In February 2012, Wang and Chan flew from Los Angeles to Malaysia for the first leg of their Southeast Asia Tour, meeting and greeting over 1000 fans, even to a point of having a live radio appearance on the radio station HITZ fm. In July 2012, Chan gave the commencement speech at UC San Diego to the graduating class. In June 2016, Philip Wang gave the commencement speech at UCSD to its graduating class.

In 2018, to continue creating content for their fans, Wong Fu created the Patreon page, Wong Fu Forward where supporters can directly fund Wong Fu Productions. By joining Patreon, Wong Fu hopes to continue its mission in storytelling, creating longer video series for their supporters on YouTube, and acting as a platform for artists.
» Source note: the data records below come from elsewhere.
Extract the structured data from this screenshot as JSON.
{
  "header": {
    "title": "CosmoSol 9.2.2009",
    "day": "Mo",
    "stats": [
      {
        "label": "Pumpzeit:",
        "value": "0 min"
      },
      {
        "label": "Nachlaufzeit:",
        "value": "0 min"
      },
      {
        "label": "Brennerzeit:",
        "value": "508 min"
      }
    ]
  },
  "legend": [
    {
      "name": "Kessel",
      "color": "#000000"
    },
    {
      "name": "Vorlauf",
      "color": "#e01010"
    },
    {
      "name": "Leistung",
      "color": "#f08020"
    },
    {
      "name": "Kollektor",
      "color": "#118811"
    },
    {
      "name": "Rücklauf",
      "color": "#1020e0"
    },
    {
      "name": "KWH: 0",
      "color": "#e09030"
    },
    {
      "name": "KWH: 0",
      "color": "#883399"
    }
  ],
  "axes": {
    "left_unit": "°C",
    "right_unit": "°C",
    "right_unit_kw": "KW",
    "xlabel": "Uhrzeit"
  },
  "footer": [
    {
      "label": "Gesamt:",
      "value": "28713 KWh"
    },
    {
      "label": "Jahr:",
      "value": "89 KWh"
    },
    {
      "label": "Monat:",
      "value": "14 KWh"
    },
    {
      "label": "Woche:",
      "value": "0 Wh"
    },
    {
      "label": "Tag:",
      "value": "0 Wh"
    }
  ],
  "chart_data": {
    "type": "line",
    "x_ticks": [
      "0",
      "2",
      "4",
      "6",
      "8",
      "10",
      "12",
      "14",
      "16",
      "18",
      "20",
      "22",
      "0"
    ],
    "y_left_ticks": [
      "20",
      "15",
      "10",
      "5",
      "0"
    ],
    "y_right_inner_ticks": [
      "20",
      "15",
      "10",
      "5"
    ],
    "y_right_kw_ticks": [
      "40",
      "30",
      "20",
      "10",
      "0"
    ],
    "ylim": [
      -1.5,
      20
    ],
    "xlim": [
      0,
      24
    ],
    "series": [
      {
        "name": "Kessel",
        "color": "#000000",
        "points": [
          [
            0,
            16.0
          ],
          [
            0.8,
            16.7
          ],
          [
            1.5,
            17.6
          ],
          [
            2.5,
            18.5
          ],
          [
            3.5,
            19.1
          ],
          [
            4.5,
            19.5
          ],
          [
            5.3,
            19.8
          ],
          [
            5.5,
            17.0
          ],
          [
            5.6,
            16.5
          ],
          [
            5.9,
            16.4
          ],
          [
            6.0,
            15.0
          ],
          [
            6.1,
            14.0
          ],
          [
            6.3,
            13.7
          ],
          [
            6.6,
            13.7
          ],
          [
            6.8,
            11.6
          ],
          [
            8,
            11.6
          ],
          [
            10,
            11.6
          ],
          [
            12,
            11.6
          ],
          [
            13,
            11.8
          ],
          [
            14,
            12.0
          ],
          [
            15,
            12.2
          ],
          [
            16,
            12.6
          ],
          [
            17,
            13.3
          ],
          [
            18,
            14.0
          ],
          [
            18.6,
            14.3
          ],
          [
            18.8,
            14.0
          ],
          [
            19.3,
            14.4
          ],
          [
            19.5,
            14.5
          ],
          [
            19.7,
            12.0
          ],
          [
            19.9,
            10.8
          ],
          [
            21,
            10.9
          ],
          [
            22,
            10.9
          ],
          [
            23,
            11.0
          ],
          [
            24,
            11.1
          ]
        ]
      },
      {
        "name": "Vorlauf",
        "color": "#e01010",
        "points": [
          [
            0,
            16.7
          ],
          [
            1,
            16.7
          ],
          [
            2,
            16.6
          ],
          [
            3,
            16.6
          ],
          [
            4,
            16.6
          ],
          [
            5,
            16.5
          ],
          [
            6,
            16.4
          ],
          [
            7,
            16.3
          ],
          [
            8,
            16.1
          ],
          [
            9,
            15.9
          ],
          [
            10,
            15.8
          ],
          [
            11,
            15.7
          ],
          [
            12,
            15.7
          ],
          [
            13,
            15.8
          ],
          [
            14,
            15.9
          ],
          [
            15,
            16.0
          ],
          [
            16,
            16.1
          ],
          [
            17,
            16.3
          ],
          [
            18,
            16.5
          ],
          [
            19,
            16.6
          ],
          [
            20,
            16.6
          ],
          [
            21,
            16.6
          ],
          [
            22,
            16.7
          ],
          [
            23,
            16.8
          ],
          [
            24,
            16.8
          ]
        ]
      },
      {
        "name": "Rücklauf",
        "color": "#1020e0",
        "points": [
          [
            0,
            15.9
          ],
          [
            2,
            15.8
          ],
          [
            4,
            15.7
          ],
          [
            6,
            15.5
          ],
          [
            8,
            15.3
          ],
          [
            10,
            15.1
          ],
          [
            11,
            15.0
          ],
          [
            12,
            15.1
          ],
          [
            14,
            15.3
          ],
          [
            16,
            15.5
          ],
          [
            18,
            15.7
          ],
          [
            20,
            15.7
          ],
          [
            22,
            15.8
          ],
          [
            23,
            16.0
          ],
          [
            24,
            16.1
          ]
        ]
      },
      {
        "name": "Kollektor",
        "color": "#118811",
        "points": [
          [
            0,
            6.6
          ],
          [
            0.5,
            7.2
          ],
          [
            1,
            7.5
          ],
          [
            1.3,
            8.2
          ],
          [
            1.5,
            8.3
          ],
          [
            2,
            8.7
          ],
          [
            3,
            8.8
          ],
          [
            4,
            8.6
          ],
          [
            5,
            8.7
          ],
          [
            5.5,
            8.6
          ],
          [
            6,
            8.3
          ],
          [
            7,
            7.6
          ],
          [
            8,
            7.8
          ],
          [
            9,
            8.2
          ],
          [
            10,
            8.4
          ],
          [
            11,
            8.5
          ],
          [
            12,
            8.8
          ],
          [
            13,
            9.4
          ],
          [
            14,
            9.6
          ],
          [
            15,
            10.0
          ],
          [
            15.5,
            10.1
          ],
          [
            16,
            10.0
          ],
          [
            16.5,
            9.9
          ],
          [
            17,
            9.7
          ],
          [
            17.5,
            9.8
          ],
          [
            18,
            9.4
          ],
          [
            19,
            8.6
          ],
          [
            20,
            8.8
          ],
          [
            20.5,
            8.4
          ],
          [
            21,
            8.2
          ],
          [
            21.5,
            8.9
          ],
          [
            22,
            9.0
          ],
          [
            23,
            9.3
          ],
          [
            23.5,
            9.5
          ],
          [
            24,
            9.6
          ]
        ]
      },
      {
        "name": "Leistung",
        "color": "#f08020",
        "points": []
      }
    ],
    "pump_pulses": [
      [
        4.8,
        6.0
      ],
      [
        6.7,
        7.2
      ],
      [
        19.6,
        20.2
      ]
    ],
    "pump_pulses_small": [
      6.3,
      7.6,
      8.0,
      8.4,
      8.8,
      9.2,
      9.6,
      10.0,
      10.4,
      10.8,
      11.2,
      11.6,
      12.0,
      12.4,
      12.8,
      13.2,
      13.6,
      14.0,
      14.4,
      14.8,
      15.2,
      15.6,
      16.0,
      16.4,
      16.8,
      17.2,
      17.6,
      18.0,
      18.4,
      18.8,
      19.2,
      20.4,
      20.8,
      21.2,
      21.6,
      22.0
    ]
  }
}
Fans sometimes refer to actors who have appeared in Wong Fu video as part of the "Wong Fu universe", a reference to the cinematic universe employed by superhero films and how many of their alumni have gone on to star in superhero projects. Actors such as Randall Park (WandaVision), Justin H. Min (The Umbrella Academy), Anna Akana (Ant-Man), Brittany Ishibashi (Runaways), Victoria Park (The Flash) and Simu Liu (Shang-Chi and the Legend of the Ten Rings) have all previously starred in Wong Fu films prior to their appearances on their respective superhero projects.